Type
- Type: Municipal Corporation of the Dindigul

History
- Founded: 19 February 2014

Leadership
- Mayor: J. Ilamathi , DMK since 4 March 2022
- Deputy Mayor: S. Rajappa, DMK since 4 March 2022
- Corporation Commissioner: N. Ravichandran
- District Collector: M. N. Poongodi

Structure
- Seats: 48
- Political groups: Government (33) SPA (33); DMK (30); CPI(M) (3); Opposition (12) SSJVA (6); INC (2); IUML (1); VCK (3); Other Opposition (6) AIADMK (5); BJP (1); Others (5) IND (5);

Elections
- Last election: 2022
- Next election: 2027

Meeting place
- Dindigul City Municipal Corporation Office, Main Road, Dindigul

Website
- Dindigul Municipal Corporation Dindigul District

= Dindigul Municipal Corporation =

Civic body in Tamil Nadu, India

The Dindigul City Municipal Corporation is a civic body that governs Dindigul city, India. This corporation consist of 48 wards and the legislative body is headed by an elected Chairperson assisted by a Deputy Chairperson and 48 councillors who represent each wards in the city. Government of Tamil Nadu announced for upgrade of Dindigul Special Grade Municipality to City Municipal Corporation of Dindigul.

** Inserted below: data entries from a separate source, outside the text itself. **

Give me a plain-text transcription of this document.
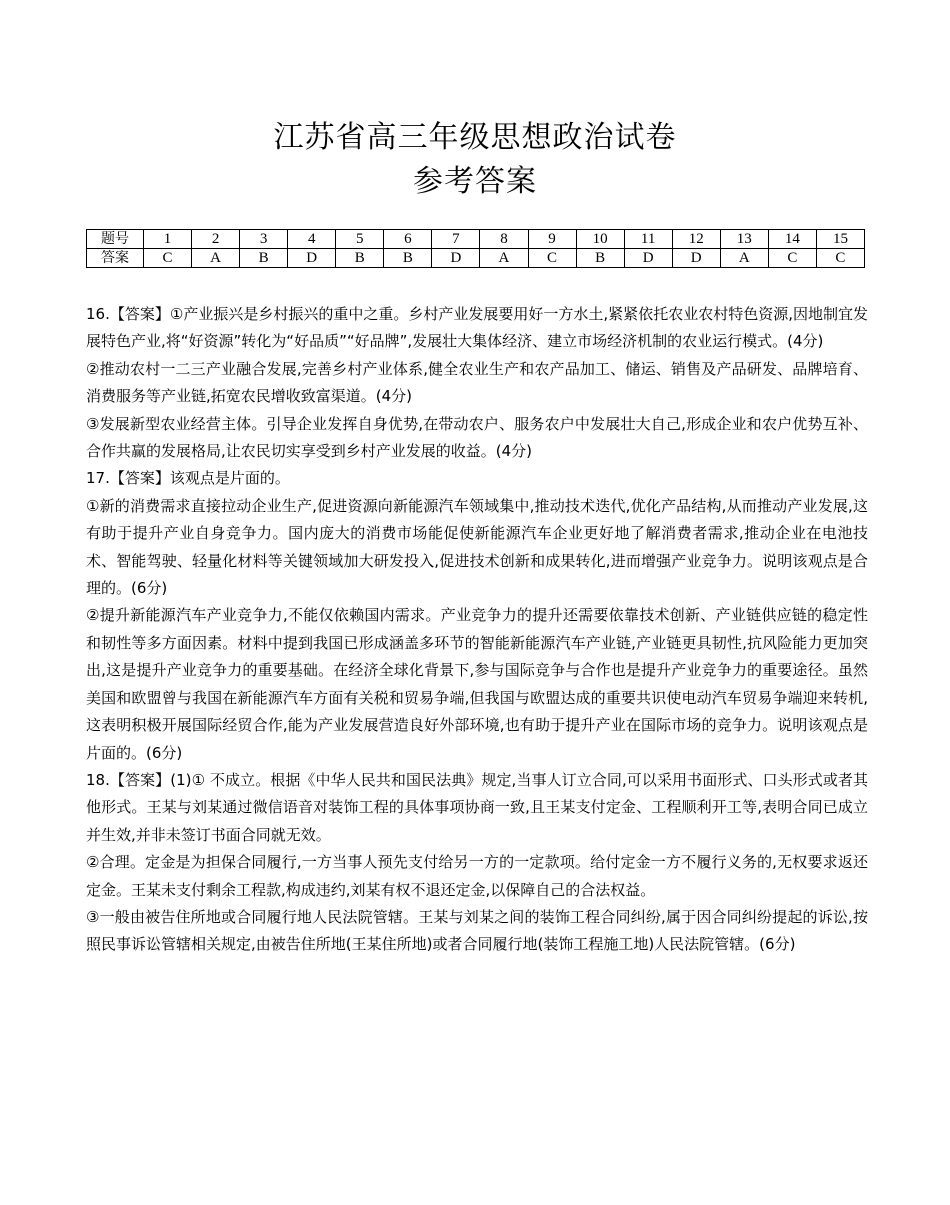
江苏省高三年级思想政治试卷
参考答案
题号	1	2	3	4	5	6	7	8	9	10	11	12	13	14	15
答案	C	A	B	D	B	B	D	A	C	B	D	D	A	C	C

16.【答案】①产业振兴是乡村振兴的重中之重。乡村产业发展要用好一方水土,紧紧依托农业农村特色资源,因地制宜发展特色产业,将“好资源”转化为“好品质”“好品牌”,发展壮大集体经济、建立市场经济机制的农业运行模式。(4分)

②推动农村一二三产业融合发展,完善乡村产业体系,健全农业生产和农产品加工、储运、销售及产品研发、品牌培育、消费服务等产业链,拓宽农民增收致富渠道。(4分)

③发展新型农业经营主体。引导企业发挥自身优势,在带动农户、服务农户中发展壮大自己,形成企业和农户优势互补、合作共赢的发展格局,让农民切实享受到乡村产业发展的收益。(4分)

17.【答案】该观点是片面的。

①新的消费需求直接拉动企业生产,促进资源向新能源汽车领域集中,推动技术迭代,优化产品结构,从而推动产业发展,这有助于提升产业自身竞争力。国内庞大的消费市场能促使新能源汽车企业更好地了解消费者需求,推动企业在电池技术、智能驾驶、轻量化材料等关键领域加大研发投入,促进技术创新和成果转化,进而增强产业竞争力。说明该观点是合理的。(6分)

②提升新能源汽车产业竞争力,不能仅依赖国内需求。产业竞争力的提升还需要依靠技术创新、产业链供应链的稳定性和韧性等多方面因素。材料中提到我国已形成涵盖多环节的智能新能源汽车产业链,产业链更具韧性,抗风险能力更加突出,这是提升产业竞争力的重要基础。在经济全球化背景下,参与国际竞争与合作也是提升产业竞争力的重要途径。虽然美国和欧盟曾与我国在新能源汽车方面有关税和贸易争端,但我国与欧盟达成的重要共识使电动汽车贸易争端迎来转机,这表明积极开展国际经贸合作,能为产业发展营造良好外部环境,也有助于提升产业在国际市场的竞争力。说明该观点是片面的。(6分)

18.【答案】(1)① 不成立。根据《中华人民共和国民法典》规定,当事人订立合同,可以采用书面形式、口头形式或者其他形式。王某与刘某通过微信语音对装饰工程的具体事项协商一致,且王某支付定金、工程顺利开工等,表明合同已成立并生效,并非未签订书面合同就无效。

②合理。定金是为担保合同履行,一方当事人预先支付给另一方的一定款项。给付定金一方不履行义务的,无权要求返还定金。王某未支付剩余工程款,构成违约,刘某有权不退还定金,以保障自己的合法权益。

③一般由被告住所地或合同履行地人民法院管辖。王某与刘某之间的装饰工程合同纠纷,属于因合同纠纷提起的诉讼,按照民事诉讼管辖相关规定,由被告住所地(王某住所地)或者合同履行地(装饰工程施工地)人民法院管辖。(6分)
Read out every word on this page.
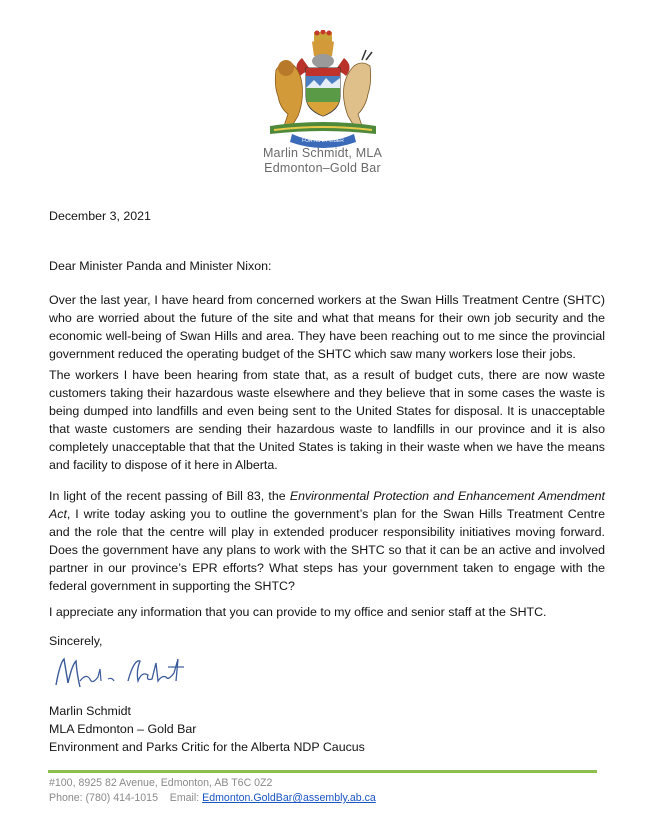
FORTIS ET LIBER
Marlin Schmidt, MLA
Edmonton–Gold Bar
December 3, 2021
Dear Minister Panda and Minister Nixon:
Over the last year, I have heard from concerned workers at the Swan Hills Treatment Centre (SHTC) who are worried about the future of the site and what that means for their own job security and the economic well-being of Swan Hills and area. They have been reaching out to me since the provincial government reduced the operating budget of the SHTC which saw many workers lose their jobs.
The workers I have been hearing from state that, as a result of budget cuts, there are now waste customers taking their hazardous waste elsewhere and they believe that in some cases the waste is being dumped into landfills and even being sent to the United States for disposal. It is unacceptable that waste customers are sending their hazardous waste to landfills in our province and it is also completely unacceptable that that the United States is taking in their waste when we have the means and facility to dispose of it here in Alberta.
In light of the recent passing of Bill 83, the Environmental Protection and Enhancement Amendment Act, I write today asking you to outline the government’s plan for the Swan Hills Treatment Centre and the role that the centre will play in extended producer responsibility initiatives moving forward. Does the government have any plans to work with the SHTC so that it can be an active and involved partner in our province’s EPR efforts? What steps has your government taken to engage with the federal government in supporting the SHTC?
I appreciate any information that you can provide to my office and senior staff at the SHTC.
Sincerely,
Marlin Schmidt
MLA Edmonton – Gold Bar
Environment and Parks Critic for the Alberta NDP Caucus
#100, 8925 82 Avenue, Edmonton, AB T6C 0Z2
Phone: (780) 414-1015 Email: Edmonton.GoldBar@assembly.ab.ca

On 19 February 2014, Chief Minister of Tamil Nadu, J. Jayalalithaa declared that Dindigul Municipality has been immediately upgraded to Corporation status. The said government order was handed over to the Municipal Chairman, V. Marudharaj

==History==

In 1866 Nov 1, Dindigul town became a municipality. In 1988, on Jan 14, Dindigul Municipality became a Special Grade Municipality. Adiyanthu, Balakrishnanpuram, Chettinaickenpatti, Kurambapatti, Mullipadi, Pallapatti, Seelapadi, Thottanuthu Village Panchayat annexed to Dindigul City Municipal Corporation.